清晨,攻城匪徒以扇形陣勢蠕動在縣城東南西三面的山頭,楊昌相匪部占領公雞山,黃世生匪部占領定金坡山頭,林樹恢匪部占領巴徐到盤納村一帶,指揮部設在公雞山,此外,巴發、口懷、坡圩、亭泗、那努等村(屯)都扎有匪徒,人數上千。他們當中,有的持大刀長矛,有的拿扁擔布袋、羅筐,妄想破城計劃得逞,就可大肆搶劫民財。

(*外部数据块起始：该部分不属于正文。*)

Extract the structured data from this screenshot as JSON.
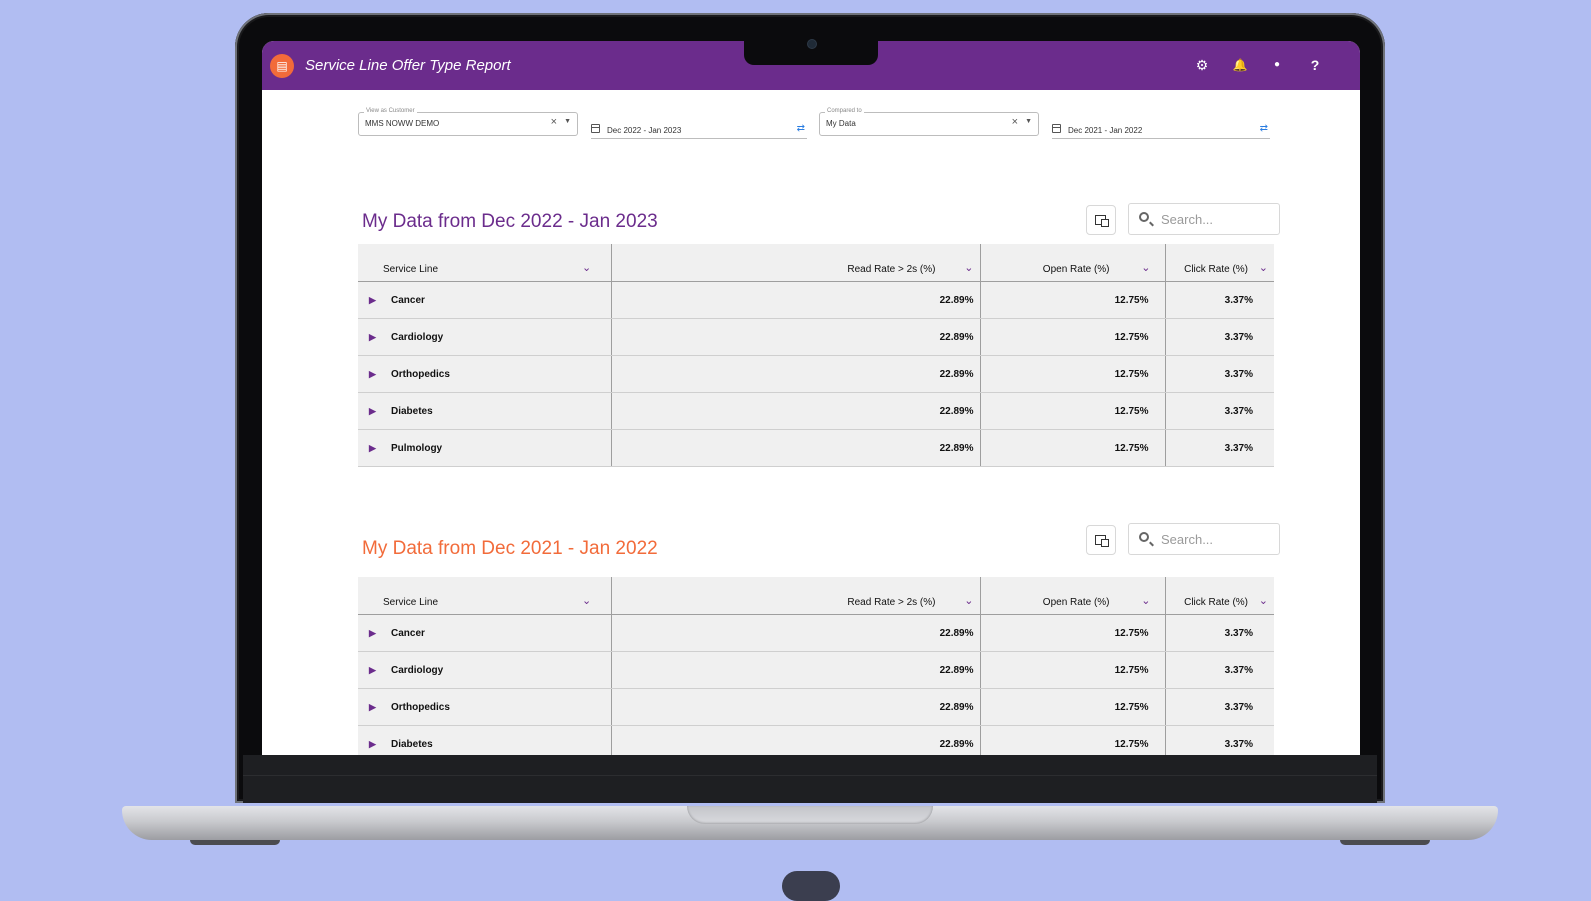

當黎球下令“攻城開始”時,各個山頭的土匪喊聲不斷,但又沒人敢于沖下山來,而守城的人民政府武裝卻十分沉著應戰。中午,扎營在巴發屯的李伯瑤部,見一農戶的一棵梨樹結實累累,壓彎枝頭,匪徒們便爭先恐后搶梨子吃。正好一串機槍子彈從縣府后山的炮樓掃出來,擊中李伯瑤大腿,李伯瑤受重傷后,被當夜抬回同合村治療。擊傷李伯瑤,大煞匪徒們的威風氣焰。于是,他們改白天硬攻為夜襲,每晚出擊一二次,但均被反擊而退。無奈,又使出“重賞之下必有勇夫”的計策,叫熟悉縣城各條小巷道的隆壽林、隆壽昌兩兄弟為向導,趁黑夜摸營,如能成功,則賞給十支模范步槍。盡管頭目們采用重賞之計,也是竹籃打水一場空。相反,守城的軍民采取小組夜襲辦法摸到公雞山上,給攻城指揮部的匪徒們扔手榴彈。攻城的第四天下午,從百色來解圍的解放軍到達,立即內外夾攻,槍聲更緊。匪徒們原是烏合之眾,這時個個逃得屁滾尿流。有一個姓饒的匪徒(甲略人)手持一支“六五”步槍奔跑,槍管被山藤纏住,他不敢停下一步解藤就棄槍而逃。匪縣長黃文三因年老體弱跑到六謝屯不幾天便死在山上。黃錫林、陳一曼、楊建生、王廷昌、鐘有慶等被各路民兵攔截擊斃。

徹 底 覆 沒

這次匪“萬岡縣政府”反撲、圍攻縣城,只不過是它滅亡前的回光反照罷了。廣大人民群眾在中國共產黨和各級人民政府的領導下,開展了轟轟烈烈的鎮壓反革命斗爭,對各路土匪武裝執行“首惡必辦,脅從不問,立功受獎”的政策,對那些怙惡不悛的首要分子堅決鎮壓,對脅從的匪眾給予登記自新的機會。這樣,在短短的三四個月內,全縣土匪除林樹恢、李漢雄二人不知去向外,干凈、徹底被殲滅,匪“萬岡縣政府”也隨之覆沒了。